Getting Familiar with Ghidra
Following up from my previous blog of “My Beginnings with Assembly”, I’ve been continuing to deep dive into malware analysis and reverse engineering. Using Ghidra for performing analysis, combined with the knowledge of reading and writing Assembly language enables is useful for performing an end-to-end investigation for potential attacks.
Ghidra is an open source tool created by the National Security Agency (NSA), and is designed automate reverse engineering tasks for researchers and analysts.
Getting started with Ghidra is pretty straightforward. Once downloaded, you create a new Project, and you’re able to begin uploading samples directly to the tool. I used some sample malware to demonstrate what it looks like once you upload samples and begin the investigation.
Note: I’m running this on a virtual machine, that’s not connected to the internet or my host machine. Doing malware analysis on a main system is not advised! You may need to recreate the box at any time, and doing so on a main system would be ill-advised.
Ghidra Import Results Summary
The following overview screen pops up when you add a sample to Ghidra. I’ve highlighted some of the interesting bits here, specifically:
- What architecture that the sample was built for (Compiler ID and Processor)
- How many functions were found (# of Functions)
- Hash information (Executable MD5 and Executable SHA256)
Once the sample is uploaded, I analyzed it using the default settings. From there, I see an entry function and other similar named functions:
Ghidra CodeBrowser View
There’s an `entry` function defined, which is a good place to start investigating what’s going on with this sample. In samples, you may find an `entry` or `main` function within. However, that may not be the actual “main” function you’re looking for, and additional analysis is required. As you can see on the right side of the screenshot above, there’s not much within the decompile view, and we need to dive deeper into the functions found.
Additionally, the function names don’t really tell us a lot about what’s going on with the program. There’s generically named (prefixes of “FUN_” and the address they’re located at), which means they either didn’t have debugging information on during the time they were compiled, or the headers were proactively stripped after compilation.
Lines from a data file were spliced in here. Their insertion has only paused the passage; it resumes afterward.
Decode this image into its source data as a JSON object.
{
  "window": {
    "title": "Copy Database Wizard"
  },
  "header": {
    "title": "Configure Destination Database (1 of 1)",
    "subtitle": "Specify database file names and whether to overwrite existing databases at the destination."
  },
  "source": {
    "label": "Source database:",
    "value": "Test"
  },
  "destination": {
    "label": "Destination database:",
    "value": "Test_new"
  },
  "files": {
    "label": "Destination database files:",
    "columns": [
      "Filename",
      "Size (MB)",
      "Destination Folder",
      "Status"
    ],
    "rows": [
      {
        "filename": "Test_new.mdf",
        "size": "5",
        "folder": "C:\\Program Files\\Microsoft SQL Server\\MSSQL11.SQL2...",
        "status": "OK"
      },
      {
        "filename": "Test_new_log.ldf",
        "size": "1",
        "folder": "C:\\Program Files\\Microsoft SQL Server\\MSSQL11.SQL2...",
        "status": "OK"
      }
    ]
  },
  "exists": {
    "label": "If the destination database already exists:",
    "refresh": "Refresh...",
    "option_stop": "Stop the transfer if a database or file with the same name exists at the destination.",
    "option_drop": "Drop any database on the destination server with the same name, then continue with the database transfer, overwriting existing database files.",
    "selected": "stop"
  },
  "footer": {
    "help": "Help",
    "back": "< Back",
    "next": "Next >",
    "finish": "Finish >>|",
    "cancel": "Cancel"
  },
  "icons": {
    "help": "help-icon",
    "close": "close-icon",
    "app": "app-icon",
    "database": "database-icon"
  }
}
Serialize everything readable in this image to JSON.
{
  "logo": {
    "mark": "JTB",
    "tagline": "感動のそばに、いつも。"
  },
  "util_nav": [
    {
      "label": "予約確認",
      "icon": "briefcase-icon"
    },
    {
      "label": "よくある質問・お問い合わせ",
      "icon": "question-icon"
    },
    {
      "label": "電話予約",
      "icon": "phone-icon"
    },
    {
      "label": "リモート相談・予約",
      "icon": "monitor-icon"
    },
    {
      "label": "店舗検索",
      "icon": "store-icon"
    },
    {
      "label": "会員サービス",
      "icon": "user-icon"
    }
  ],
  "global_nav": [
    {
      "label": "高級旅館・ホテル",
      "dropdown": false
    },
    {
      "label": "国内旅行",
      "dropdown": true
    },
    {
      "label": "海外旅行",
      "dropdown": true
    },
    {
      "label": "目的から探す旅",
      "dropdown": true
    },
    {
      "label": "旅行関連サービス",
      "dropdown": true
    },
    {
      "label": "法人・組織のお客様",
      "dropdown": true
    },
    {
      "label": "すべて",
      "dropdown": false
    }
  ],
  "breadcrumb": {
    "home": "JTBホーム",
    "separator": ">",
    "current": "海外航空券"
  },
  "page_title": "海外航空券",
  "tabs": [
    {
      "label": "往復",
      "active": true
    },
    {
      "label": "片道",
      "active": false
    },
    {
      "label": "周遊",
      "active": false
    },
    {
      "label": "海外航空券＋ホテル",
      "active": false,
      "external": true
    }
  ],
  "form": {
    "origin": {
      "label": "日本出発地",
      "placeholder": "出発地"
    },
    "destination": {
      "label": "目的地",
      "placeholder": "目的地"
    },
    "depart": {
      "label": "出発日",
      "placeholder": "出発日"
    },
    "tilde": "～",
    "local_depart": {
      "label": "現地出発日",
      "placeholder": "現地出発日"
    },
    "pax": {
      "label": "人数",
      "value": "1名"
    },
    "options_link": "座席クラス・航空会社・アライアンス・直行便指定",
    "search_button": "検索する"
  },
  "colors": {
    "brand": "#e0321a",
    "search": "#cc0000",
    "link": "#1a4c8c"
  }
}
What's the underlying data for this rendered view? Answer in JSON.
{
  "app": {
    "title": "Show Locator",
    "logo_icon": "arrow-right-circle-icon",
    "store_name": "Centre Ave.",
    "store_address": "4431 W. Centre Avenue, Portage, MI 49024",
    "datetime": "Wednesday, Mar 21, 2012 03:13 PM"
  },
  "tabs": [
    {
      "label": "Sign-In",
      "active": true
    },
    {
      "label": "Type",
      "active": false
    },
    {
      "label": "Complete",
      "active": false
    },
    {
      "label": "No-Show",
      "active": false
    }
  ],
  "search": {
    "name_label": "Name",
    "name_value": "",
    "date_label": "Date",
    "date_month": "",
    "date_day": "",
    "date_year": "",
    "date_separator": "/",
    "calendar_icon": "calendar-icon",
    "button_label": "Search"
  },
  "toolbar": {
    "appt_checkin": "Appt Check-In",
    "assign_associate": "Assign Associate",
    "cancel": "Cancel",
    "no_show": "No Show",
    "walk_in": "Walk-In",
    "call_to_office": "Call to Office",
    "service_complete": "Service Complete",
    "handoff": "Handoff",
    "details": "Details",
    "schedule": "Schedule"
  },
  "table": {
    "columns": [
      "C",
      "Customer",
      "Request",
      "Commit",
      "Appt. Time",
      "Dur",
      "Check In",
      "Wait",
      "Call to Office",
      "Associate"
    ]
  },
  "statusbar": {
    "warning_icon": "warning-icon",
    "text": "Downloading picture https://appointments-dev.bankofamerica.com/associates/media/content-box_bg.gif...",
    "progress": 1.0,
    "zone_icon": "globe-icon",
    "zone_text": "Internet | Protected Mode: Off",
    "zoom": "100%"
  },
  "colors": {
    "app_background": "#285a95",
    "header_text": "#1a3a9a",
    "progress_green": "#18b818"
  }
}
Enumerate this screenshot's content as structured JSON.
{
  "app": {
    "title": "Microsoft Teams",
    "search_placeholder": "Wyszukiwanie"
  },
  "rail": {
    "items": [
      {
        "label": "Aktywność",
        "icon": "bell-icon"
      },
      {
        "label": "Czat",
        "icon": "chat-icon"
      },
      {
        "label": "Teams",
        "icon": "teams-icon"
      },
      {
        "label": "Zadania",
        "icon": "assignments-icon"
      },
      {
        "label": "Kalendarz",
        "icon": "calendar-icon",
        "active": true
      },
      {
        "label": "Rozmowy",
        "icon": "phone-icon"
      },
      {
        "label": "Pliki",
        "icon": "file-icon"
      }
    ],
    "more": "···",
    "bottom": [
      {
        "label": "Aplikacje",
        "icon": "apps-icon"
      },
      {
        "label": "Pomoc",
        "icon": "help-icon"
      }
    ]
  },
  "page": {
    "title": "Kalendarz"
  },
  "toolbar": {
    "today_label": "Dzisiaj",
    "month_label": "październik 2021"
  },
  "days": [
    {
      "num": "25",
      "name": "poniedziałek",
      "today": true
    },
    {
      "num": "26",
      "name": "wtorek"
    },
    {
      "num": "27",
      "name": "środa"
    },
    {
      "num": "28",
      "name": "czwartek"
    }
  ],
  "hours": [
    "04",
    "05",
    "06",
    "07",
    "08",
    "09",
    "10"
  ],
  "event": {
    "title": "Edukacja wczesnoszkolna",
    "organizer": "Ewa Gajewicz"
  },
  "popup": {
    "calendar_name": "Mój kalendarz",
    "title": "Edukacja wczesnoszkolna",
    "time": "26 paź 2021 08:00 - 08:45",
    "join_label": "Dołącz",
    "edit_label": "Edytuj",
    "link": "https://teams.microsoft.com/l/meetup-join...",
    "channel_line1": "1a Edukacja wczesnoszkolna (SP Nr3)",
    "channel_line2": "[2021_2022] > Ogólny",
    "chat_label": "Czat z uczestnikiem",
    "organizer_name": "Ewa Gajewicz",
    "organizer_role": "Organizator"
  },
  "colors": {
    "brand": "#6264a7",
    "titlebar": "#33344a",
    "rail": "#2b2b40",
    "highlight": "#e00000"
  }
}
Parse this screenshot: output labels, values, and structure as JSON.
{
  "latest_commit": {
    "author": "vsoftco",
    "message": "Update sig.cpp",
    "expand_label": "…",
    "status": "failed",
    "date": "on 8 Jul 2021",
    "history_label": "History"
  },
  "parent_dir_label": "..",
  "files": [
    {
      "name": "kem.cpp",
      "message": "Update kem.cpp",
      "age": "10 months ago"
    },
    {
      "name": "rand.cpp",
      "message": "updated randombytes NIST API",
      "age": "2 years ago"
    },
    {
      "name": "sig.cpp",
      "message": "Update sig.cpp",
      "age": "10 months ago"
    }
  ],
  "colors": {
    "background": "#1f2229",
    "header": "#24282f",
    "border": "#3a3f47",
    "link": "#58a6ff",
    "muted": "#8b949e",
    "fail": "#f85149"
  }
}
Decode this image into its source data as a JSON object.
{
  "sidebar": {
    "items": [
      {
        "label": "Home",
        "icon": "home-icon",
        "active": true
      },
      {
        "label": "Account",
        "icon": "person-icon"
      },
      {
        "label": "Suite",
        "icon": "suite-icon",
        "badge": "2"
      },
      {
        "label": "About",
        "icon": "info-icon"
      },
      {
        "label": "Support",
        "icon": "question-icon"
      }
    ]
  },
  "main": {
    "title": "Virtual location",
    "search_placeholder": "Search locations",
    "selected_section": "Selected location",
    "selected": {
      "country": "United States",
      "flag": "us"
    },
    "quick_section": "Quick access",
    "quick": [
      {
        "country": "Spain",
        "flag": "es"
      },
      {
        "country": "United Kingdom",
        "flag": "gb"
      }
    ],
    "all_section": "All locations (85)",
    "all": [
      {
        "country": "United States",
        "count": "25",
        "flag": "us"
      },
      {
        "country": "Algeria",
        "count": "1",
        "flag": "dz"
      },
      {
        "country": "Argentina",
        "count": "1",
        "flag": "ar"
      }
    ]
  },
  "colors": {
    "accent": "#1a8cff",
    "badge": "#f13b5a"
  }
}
From here, there’s a couple neat tricks I used within Ghidra to help perform the analysis. First, there’s a feature to enable “Function Call Trees”, under the “Window” tab:
Function Call Trees option in Ghidra
This gives a better view to follow along with the calls being made to and from each function.
Next, I can use the ability to rename functions by right-clicking on a function name:
Rename Function option within Ghidra
This will enable me to appropriately rename the function throughout the analysis in Ghidra as I’m examining the sample. In this case, this function looks to initialize additional functions as well as set up exception handling and passing command line arguments, potentially as a startup function.
As such, I’ll rename this function to “startRoutine”, and put all of the above together:
Renamed Function and Function Call Tree within Ghidra
I can see my renamed function listed in the list of functions now, as well as what the incoming and outgoing function calls are. I can continue to follow along with additional functions being called here to learn more about how the sample behaves and for any malicious activity.
This was just a short walkthrough of Ghidra and some of its features. Ghidra has a lot of functionality, and might be a bit intimidating for some who haven’t used it before. These tips were some of the things that helped it click for me to be more comfortable performing sample analysis.
I’m curious of any other tips folks have or other details you would want to see!